According to a memo from Secretary of Defense Leon Panetta, it appears Robins Air Force Base employees will not have to worry about returning from their New Years holiday to find they have been furloughed.
That seemed to be a possibility if Congress and President Barack Obama do not reach an agreement to stop automatic cuts that would slash 9.4 percent in military spending. The mandate would go into effect Jan. 2.
According to a story in the Air Force Times, Panetta states that even if the cuts go into effect, there would not have to be an immediate reaction.
I do not expect our day-to-day operations to change dramatically on or immediately after January 2, 2013, Panetta wrote.
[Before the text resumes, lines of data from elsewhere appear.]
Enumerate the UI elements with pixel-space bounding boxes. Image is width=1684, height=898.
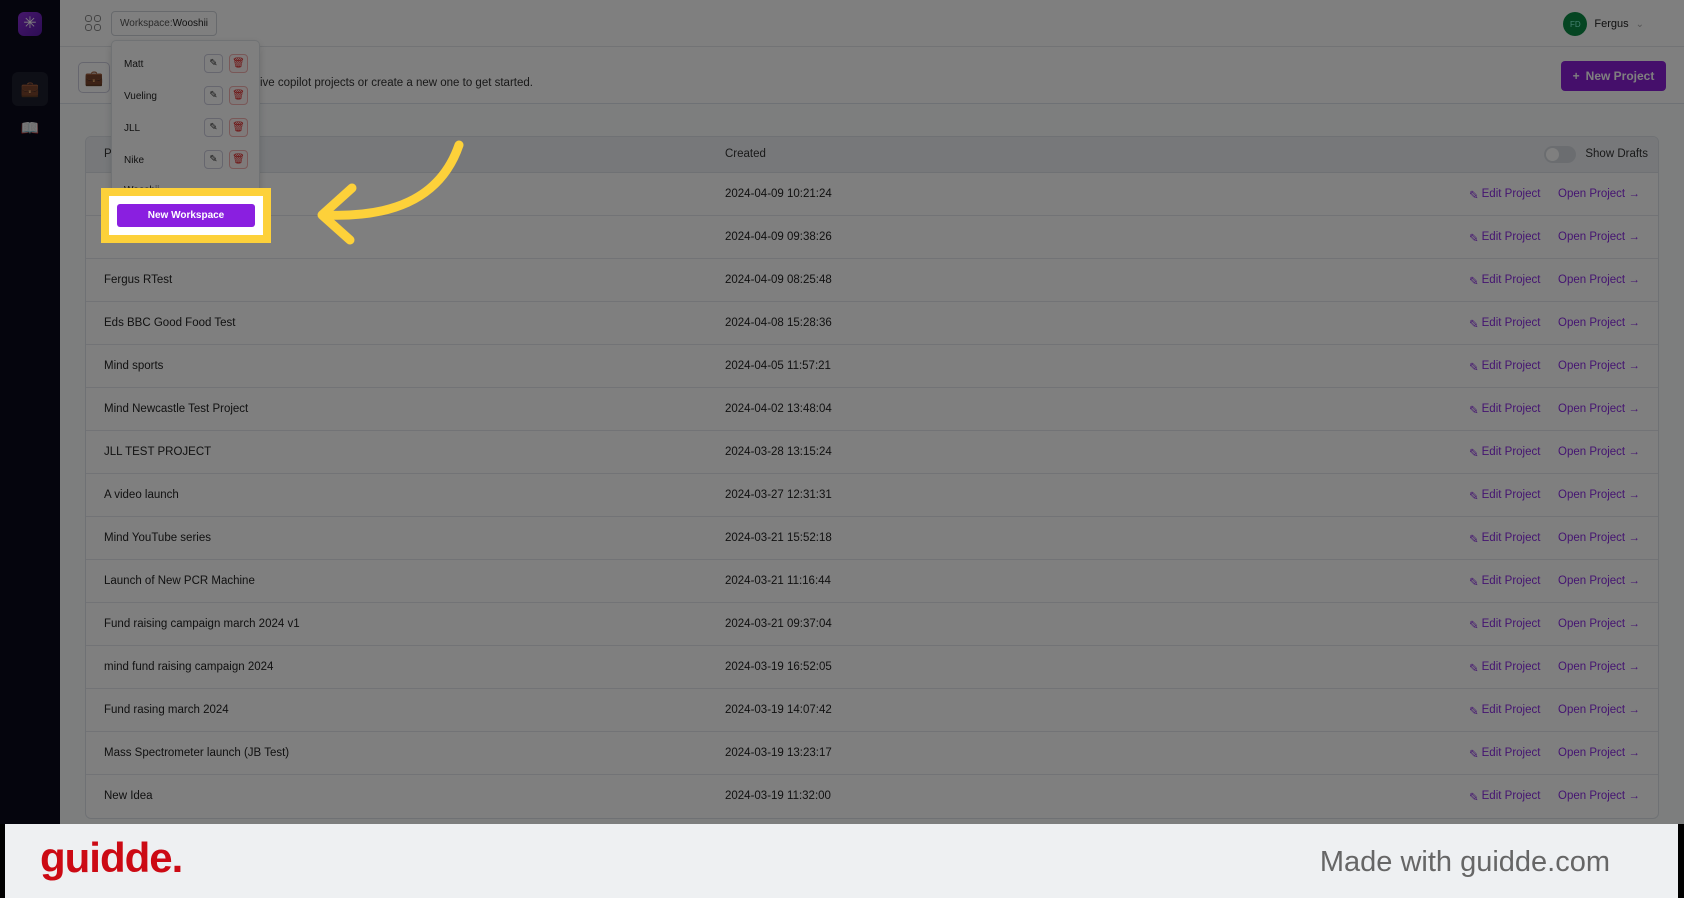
highlight-box: New Workspace: [101, 188, 271, 243]
new-workspace-button[interactable]: New Workspace: [117, 204, 255, 227]
guidde-footer: guidde. Made with guidde.com: [5, 824, 1678, 898]
made-with-text: Made with guidde.com: [1319, 846, 1610, 878]
guidde-logo: guidde.: [40, 834, 183, 881]
pointer-arrow-icon: [317, 140, 464, 245]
This means we will not be executing any immediate civilian personnel actions, such as furloughs, on that date. Should we have to operate under reduced funding levels for an extended period of time, we may have to consider furloughs or other actions in the future.
If furloughs are ordered, employees would get advance notice, he said. Furloughs would only be for civilian employees, as military members are exempted from the cuts.
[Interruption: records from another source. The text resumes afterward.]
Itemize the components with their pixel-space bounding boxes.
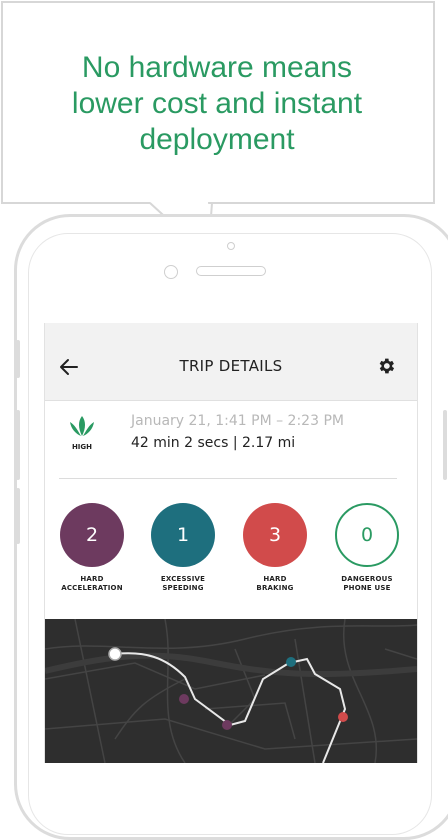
excessive-speeding-label: EXCESSIVE SPEEDING <box>138 575 228 593</box>
app-screen: TRIP DETAILS HIGH January 21, 1:41 PM – … <box>44 323 418 763</box>
dangerous-phone-use-count[interactable]: 0 <box>335 503 399 567</box>
mute-switch <box>16 488 20 544</box>
hard-acceleration-marker[interactable] <box>179 694 189 704</box>
dangerous-phone-use-label: DANGEROUS PHONE USE <box>322 575 412 593</box>
label-line: HARD <box>263 575 287 583</box>
excessive-speeding-count[interactable]: 1 <box>151 503 215 567</box>
callout-text: No hardware means lower cost and instant… <box>12 50 422 158</box>
label-line: BRAKING <box>256 584 294 592</box>
label-line: EXCESSIVE <box>160 575 206 583</box>
label-line: DANGEROUS <box>341 575 393 583</box>
trip-map[interactable] <box>45 619 417 763</box>
event-excessive-speeding: 1 EXCESSIVE SPEEDING <box>138 503 228 593</box>
volume-up-button <box>16 340 20 378</box>
earpiece-speaker <box>196 266 266 276</box>
divider <box>59 478 397 479</box>
page-title: TRIP DETAILS <box>179 357 283 375</box>
hard-acceleration-count[interactable]: 2 <box>60 503 124 567</box>
hard-braking-count[interactable]: 3 <box>243 503 307 567</box>
trip-date-range: January 21, 1:41 PM – 2:23 PM <box>131 413 344 429</box>
trip-start-marker[interactable] <box>108 647 122 661</box>
event-hard-braking: 3 HARD BRAKING <box>230 503 320 593</box>
callout-line-2: lower cost and instant <box>71 87 363 120</box>
excessive-speeding-marker[interactable] <box>286 657 296 667</box>
lotus-icon <box>70 416 94 436</box>
callout-line-1: No hardware means <box>81 51 353 84</box>
hard-braking-marker[interactable] <box>338 712 348 722</box>
hard-braking-label: HARD BRAKING <box>230 575 320 593</box>
power-button <box>443 410 447 480</box>
trip-duration-distance: 42 min 2 secs | 2.17 mi <box>131 435 296 451</box>
label-line: HARD <box>80 575 104 583</box>
volume-down-button <box>16 410 20 480</box>
event-dangerous-phone-use: 0 DANGEROUS PHONE USE <box>322 503 412 593</box>
driving-events: 2 HARD ACCELERATION 1 EXCESSIVE SPEEDING… <box>45 491 417 611</box>
callout-line-3: deployment <box>139 123 295 156</box>
proximity-sensor <box>227 242 235 250</box>
label-line: ACCELERATION <box>61 584 123 592</box>
hard-acceleration-label: HARD ACCELERATION <box>47 575 137 593</box>
label-line: PHONE USE <box>343 584 391 592</box>
gear-icon[interactable] <box>376 356 396 376</box>
front-camera <box>164 265 178 279</box>
top-app-bar: TRIP DETAILS <box>45 323 417 401</box>
risk-level-label: HIGH <box>71 443 93 451</box>
label-line: SPEEDING <box>162 584 204 592</box>
hard-acceleration-marker[interactable] <box>222 720 232 730</box>
event-hard-acceleration: 2 HARD ACCELERATION <box>47 503 137 593</box>
trip-summary: HIGH January 21, 1:41 PM – 2:23 PM 42 mi… <box>45 401 417 479</box>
Robins unit winsAFMC award
The 78th Force Support Squadron at Robins has been awarded the 2012 Air Force Materiel Command General Curtis E. LeMay Award for best large-category force support squadron.
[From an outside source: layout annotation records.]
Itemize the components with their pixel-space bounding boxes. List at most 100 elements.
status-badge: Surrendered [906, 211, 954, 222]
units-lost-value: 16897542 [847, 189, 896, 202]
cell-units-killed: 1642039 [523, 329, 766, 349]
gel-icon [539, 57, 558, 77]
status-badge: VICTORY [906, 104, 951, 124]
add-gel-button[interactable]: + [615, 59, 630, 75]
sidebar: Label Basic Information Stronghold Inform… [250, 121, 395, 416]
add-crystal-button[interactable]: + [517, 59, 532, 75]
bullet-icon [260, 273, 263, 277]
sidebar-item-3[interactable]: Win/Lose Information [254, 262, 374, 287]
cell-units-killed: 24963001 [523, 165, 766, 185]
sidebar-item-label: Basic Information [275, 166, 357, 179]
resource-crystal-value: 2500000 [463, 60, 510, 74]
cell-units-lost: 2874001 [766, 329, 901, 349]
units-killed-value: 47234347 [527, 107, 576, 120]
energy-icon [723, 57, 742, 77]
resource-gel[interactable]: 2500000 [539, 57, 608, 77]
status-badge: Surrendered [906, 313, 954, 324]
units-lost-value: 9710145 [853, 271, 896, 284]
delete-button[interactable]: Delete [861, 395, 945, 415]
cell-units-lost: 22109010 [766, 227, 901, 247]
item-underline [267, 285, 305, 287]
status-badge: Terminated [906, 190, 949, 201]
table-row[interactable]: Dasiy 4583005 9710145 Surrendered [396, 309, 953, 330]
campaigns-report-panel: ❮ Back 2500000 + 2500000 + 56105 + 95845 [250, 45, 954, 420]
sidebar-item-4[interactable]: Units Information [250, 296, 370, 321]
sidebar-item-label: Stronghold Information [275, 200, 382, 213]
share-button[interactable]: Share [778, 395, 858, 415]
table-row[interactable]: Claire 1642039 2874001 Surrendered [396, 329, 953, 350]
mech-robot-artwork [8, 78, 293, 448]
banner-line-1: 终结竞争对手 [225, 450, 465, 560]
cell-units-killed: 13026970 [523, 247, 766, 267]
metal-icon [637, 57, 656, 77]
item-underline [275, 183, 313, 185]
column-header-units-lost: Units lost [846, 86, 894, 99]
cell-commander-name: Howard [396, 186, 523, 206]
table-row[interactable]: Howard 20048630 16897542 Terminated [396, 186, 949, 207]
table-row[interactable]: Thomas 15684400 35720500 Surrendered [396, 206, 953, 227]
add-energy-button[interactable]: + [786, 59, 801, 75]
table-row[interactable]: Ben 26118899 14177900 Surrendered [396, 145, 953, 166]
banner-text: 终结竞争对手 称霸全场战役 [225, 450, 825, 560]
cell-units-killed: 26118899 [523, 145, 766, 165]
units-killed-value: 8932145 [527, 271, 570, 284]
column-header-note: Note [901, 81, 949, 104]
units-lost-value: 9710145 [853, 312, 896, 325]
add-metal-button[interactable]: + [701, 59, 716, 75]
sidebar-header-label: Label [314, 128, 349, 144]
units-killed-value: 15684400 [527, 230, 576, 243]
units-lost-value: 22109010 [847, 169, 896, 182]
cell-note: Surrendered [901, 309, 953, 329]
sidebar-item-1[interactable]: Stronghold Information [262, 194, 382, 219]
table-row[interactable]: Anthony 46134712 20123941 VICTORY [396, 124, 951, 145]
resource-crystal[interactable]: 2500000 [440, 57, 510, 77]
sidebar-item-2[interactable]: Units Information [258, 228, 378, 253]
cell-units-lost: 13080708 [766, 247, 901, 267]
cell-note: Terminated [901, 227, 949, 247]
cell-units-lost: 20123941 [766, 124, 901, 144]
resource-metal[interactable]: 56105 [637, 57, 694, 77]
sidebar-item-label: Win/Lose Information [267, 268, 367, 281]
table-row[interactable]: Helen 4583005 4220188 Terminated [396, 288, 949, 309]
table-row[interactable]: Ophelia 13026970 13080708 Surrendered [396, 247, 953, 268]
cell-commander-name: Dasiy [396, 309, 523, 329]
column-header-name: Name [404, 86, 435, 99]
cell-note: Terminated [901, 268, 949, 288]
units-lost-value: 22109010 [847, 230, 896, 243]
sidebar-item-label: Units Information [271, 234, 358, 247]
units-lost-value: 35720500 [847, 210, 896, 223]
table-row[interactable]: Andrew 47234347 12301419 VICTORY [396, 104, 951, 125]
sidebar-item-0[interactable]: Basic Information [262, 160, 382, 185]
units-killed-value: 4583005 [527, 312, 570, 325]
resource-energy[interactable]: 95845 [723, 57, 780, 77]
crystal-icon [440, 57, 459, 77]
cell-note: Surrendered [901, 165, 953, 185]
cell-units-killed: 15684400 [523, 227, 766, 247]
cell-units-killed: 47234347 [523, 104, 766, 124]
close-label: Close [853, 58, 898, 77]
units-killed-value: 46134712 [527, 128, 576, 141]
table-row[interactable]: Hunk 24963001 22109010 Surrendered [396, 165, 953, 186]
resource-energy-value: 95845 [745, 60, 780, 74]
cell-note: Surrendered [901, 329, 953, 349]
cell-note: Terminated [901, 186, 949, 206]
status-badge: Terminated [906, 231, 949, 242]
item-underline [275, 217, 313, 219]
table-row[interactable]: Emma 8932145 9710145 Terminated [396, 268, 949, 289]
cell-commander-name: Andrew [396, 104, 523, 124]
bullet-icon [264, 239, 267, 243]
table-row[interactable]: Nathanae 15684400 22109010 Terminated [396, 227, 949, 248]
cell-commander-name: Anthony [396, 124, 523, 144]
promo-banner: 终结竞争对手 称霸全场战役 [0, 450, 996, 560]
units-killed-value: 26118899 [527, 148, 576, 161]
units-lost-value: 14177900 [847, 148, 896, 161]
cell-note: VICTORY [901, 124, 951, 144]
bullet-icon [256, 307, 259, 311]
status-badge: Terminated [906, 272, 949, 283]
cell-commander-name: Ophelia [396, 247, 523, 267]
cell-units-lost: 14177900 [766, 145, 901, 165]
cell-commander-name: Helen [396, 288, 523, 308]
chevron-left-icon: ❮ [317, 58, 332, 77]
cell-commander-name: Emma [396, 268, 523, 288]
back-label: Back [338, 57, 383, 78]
According to a story in the Robins Rev-Up, the unit increased Morale, Welfare and Recreation funds by 60 percent, delivered more than $145,000 in Air Force Assistance Fund help and reduced the wait time for identification cards by 75 percent.
The award is named in honor of LeMay for his strong support of morale, wellness and recreation programs.
Tops in Blue coming to Warner Robins
The show will be held Jan. 12 at the Warner Robins Civic Center on Watson Boulevard next to City Hall. It begins at 7 p.m. and admission is free. The popular show usually draws a full house so get there early to ensure a seat.
The cast and technical crew is made up of almost 40 airmen who sing, dance and play music. They travel the world performing for military members and their families.
Wild hogs common at Robins Air Force Base
Feral hogs are becoming more of a problem at Robins Air Force Base.
According to a story in the Robins Rev-Up, wild hogs typically have remained in the swamp but are increasingly encroaching into populated areas. Natural resources manager Bob Sargent said the base has trapped and removed 16 hogs from around the golf course. He said hogs are attracted to areas that are irrigated because they like to forage in moist soil and wallow in soggy areas.
About a dozen people have permits to trap hogs on base, and 150 have been trapped this year.